Mapping of OSBP binding site(s) within the NS5A protein. (A) Schematic representation of wild-type and deletion mutants of NS5A encoded by pEF-NS5A vectors. Various domains of NS5A are shown. Huh7 cells were cotransfected with OSBP (pFLAG-CMV-OSBP), wild-type NS5A (pEF1-NS5A), or NS5A deletion mutants. Wild-type and mutant NS5A expression vectors contain a Myc/His tag. (B) Expression of wild-type NS5A, NS5A deletion mutant proteins (upper panel), and OSBP (middle panel) was analyzed by Western blot assays.

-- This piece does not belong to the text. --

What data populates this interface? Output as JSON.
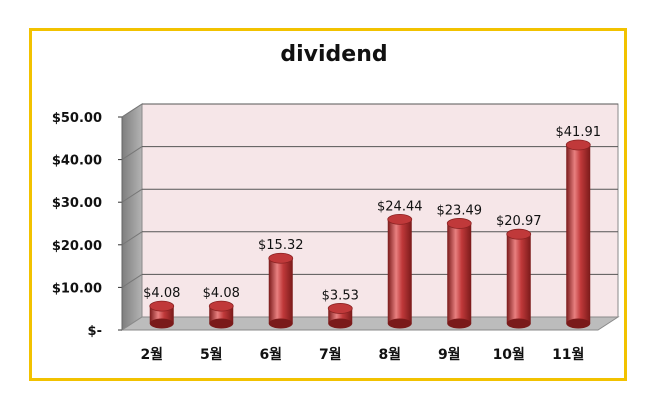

For OSBP-NS5A protein-protein interaction studies, cellular lysates were immunoprecipitated (IP) using anti-FLAG antibody (OSBP), followed by immunoblotting (IB) using anti-Myc antibody (lower panel).

FIG. 6.

25-HC stimulates Golgi compartment localization of OSBP and NS5A. Uninfected and HCV (JFH1)-infected Huh7 cells were treated with or without 10 μM 25-HC and incubated for 12 h prior to immunostaining. The immunofluorescence assay was performed as described in Materials and Methods.